RADIO REVIEW/Harry Browne: The rumour that Gay Byrne was coming back to RTÉ to do a weekly light-music show was still buzzing in my ears when suddenly last weekend there was the honey-voiced man himself on the radio
There was no time to fortify my stomach for 50 minutes of Gaybo's favoured tunes. I had a stack of Bruce Springsteen CDs waiting to blast the house in advance of that night's gig - could any column be worth that sort of Saturday sacrifice? I'd catch the cleverly titled Gaybo (RTÉ Radio 1, Saturday) later, on the Internet archive.
It seems I wasn't the only one caught on the hop. The good folks who run Radio 1's ever more efficient website didn't seem to know anything about Gaybo: to find the programme archived I had to follow links through the Brendan Balfe show it replaced. This was still the case on Thursday, five days after the inaugural Gaybo broadcast. Still, if you looked carefully, there was Gaybo, digitally encoded, albeit in Balfean disguise, and with his erstwhile glory in tatters.
Why on earth have we - and he - been afflicted with this programme? On the evidence of this show, RTÉ should learn to let go, and so should Byrne. There was precious little here to attract an audience to however many megahertz. The small consolation that at least Radio 1 is continuing to look after an older "demographic" stops being so consoling when you realise this is among the patronising best it thinks it can do for the over-50s.
The show started almost promisingly, with Byrne moaning and rambling in mock bad temper about the degeneration of standards reflected in his show's title: "I'll give them Gaybo . . ."
The first song he played was a clever enough pick too: Dionne Warwick's What Goes Around.
The music slipped south from there, with consistently flaccid tracks from great American artists of yore: Durante, Hope and Crosby, Sinatra, Presley, and so on.

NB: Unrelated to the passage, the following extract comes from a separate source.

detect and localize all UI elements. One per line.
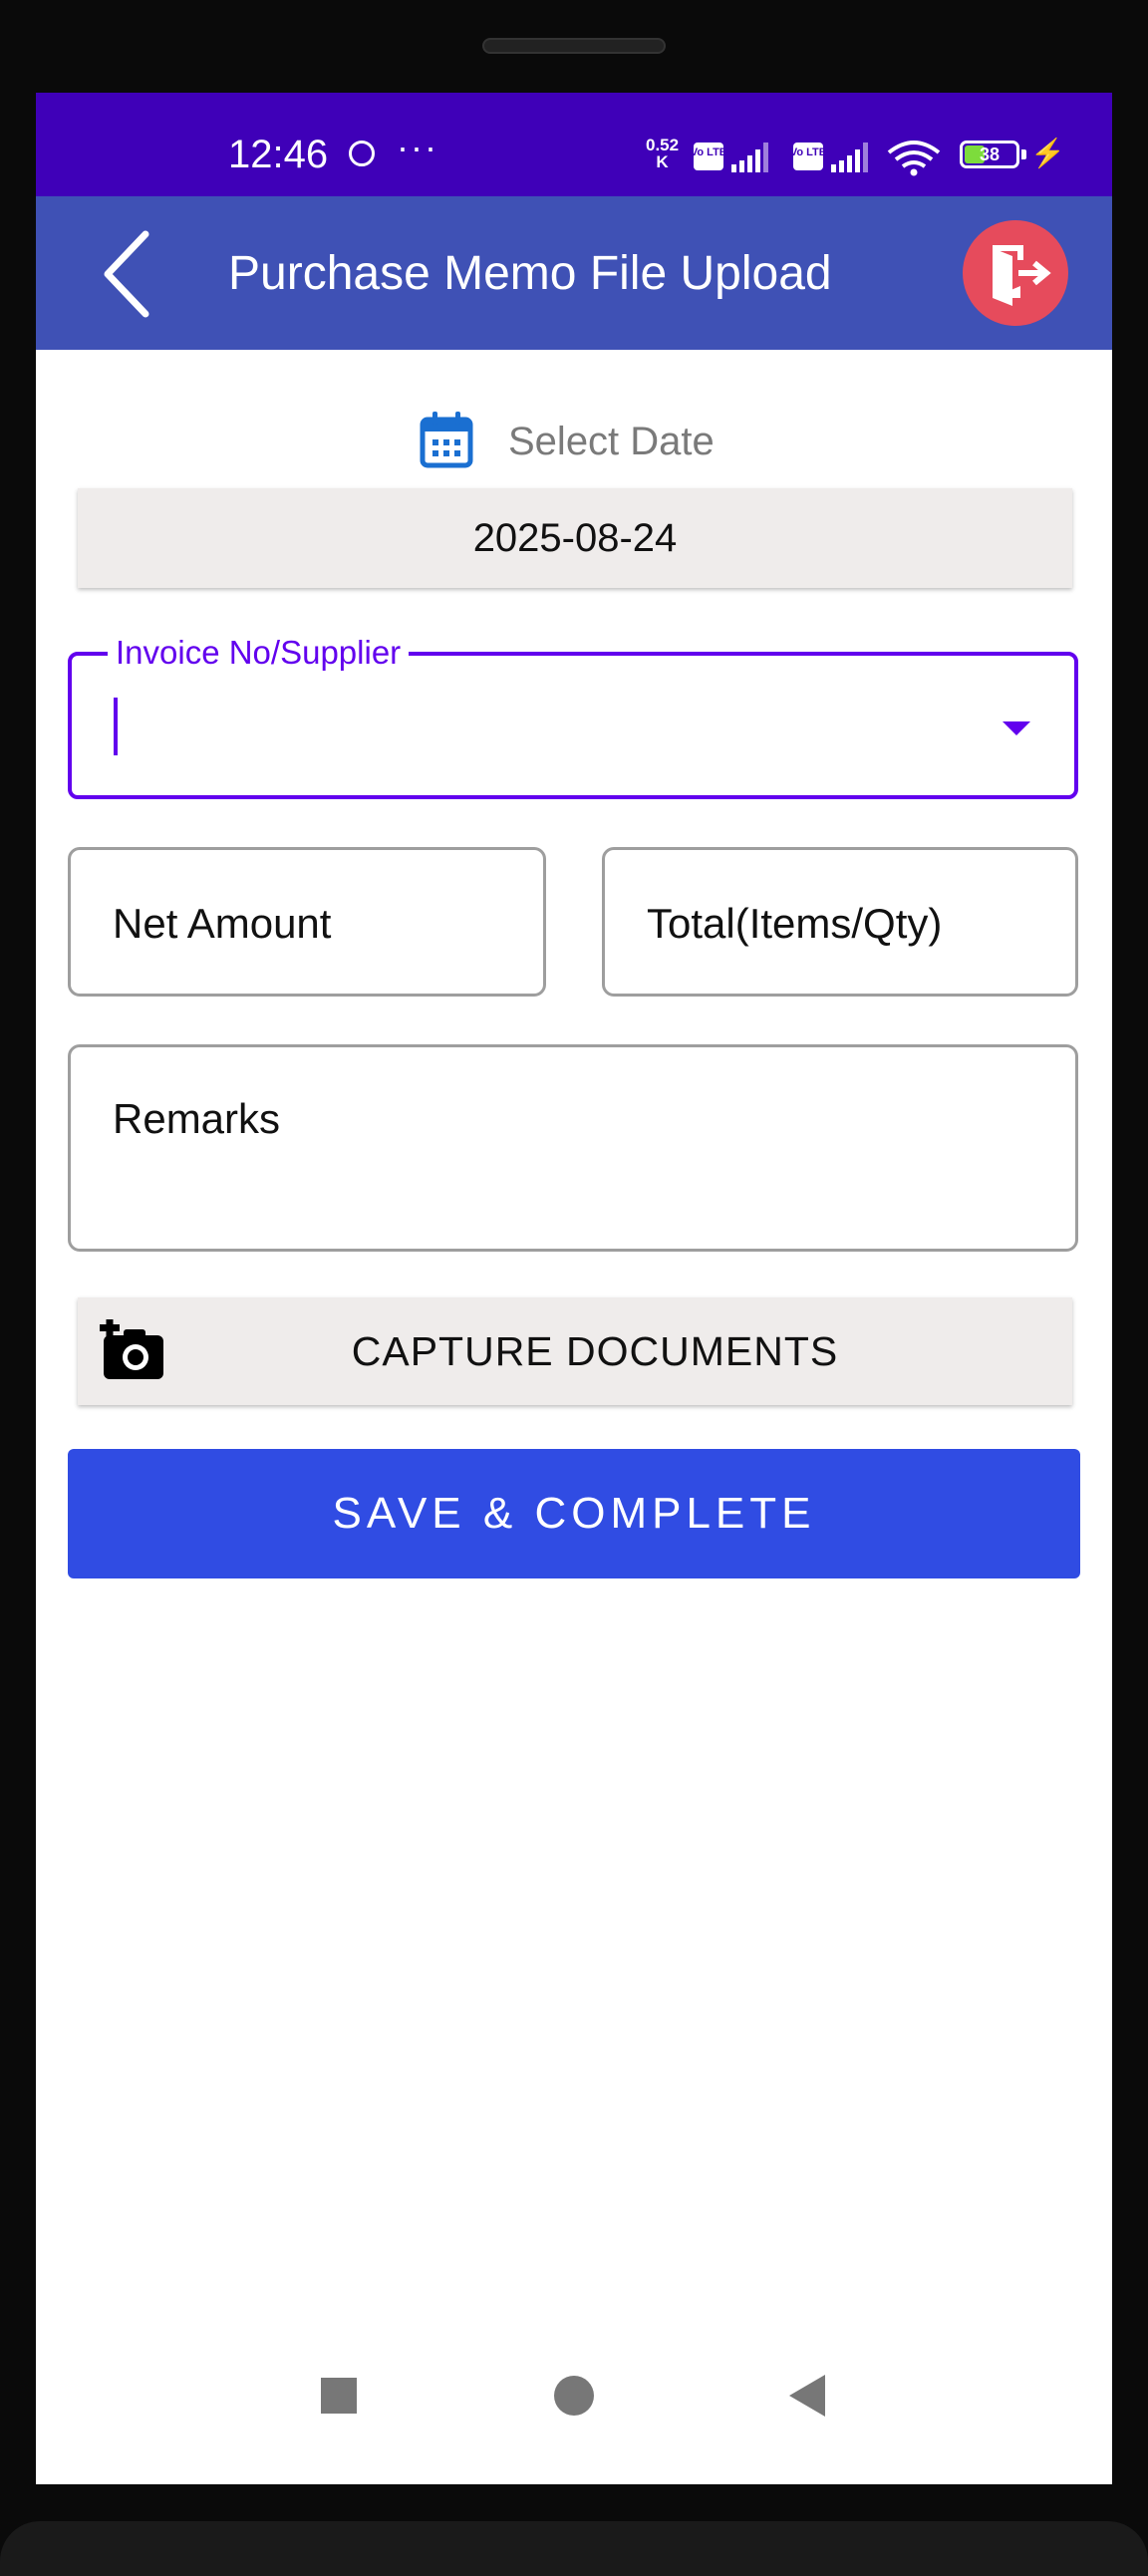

But the few minutes of talk between tunes was worse, far worse. Someone appears to have forgotten that on weekday morning radio Byrne had a team of clever boys and girls busily scripting his witty wee takes on last night's football and what's in the Daily Express. Perhaps producer Balfe is offering some assistance here - such as unearthing the strange Eamonn Andrews chat about Presley from the vague "late Fifties/early Sixties" - but really weekend radio is always far more DIY. Byrne offered a succession of stingless tales that were all-too-credibly his own, about getting lost in a Spanish parking garage or interviewing Bob Hope on the Late Late.
Many of the stories centred on Byrne's own history, talent and/or celebrity. One that didn't was nonetheless revealing about his sense of stardom: en route to playing a dreadful live version by Paul McCartney of Here, There and Everywhere, Byrne repeated a profoundly unfunny story McCartney told on stage last week about a Japanese hotel masseuse who annoyed him by warbling Yesterday as she worked her way down his arm.
Personally, non-star that I am, I reckoned McCartney was (a) getting in a dig at a Japanese woman without naming the enemy who fits that description, and (b) complaining about the way people insist on inserting their own enthusiastic personalities into what should be anonymous service transactions. Byrne, who has presumably been there and done that, clearly sympathised and found Paul's lament hilarious.
But sure, all is not lost - not so long as Radio 1 is also prepared to give a prime-time summer slot to works of gen-u-ine radio such as Mícheál Holmes's series of documentaries about work, Just the Job (RTÉ Radio 1, Tuesday).
With its easy pace and warm feel for ordinary people, this probably targets an older audience too, but its sense of the texture of real life is a far cry from Byrne's soliloquies.
This week's "just the jobber" was Patsy O'Hagan, who runs a mobile grocery in Ardboe, Co Tyrone. There were lovely little aural details, such as the sound of paper being crushed as Patsy "filed" an invoice.
But this piece thrived especially on the dialogue, the softly savage slagging as O'Hagan went about his day's business with suppliers and customers. Is there any sound more distinctly Irish?
Older voices - more serious, Kerry-accented - also populated Colm Keane's bank holiday documentary, The Hungry Thirties (RTÉ Radio 1, Monday). Poverty in the 1930s may not seem so distinctly Irish, what with the Depression happening everywhere else as well.
Anyway, here the "Hungry Thirties" was the bit that came between the hungry 1920s and the hungry 1940s, right?
This simple, fascinating programme underlined the severe and specific consequences of that decade's "economic war", when certain commodities disappeared from Co Kerry, along with most of the money and, eventually, many of the people.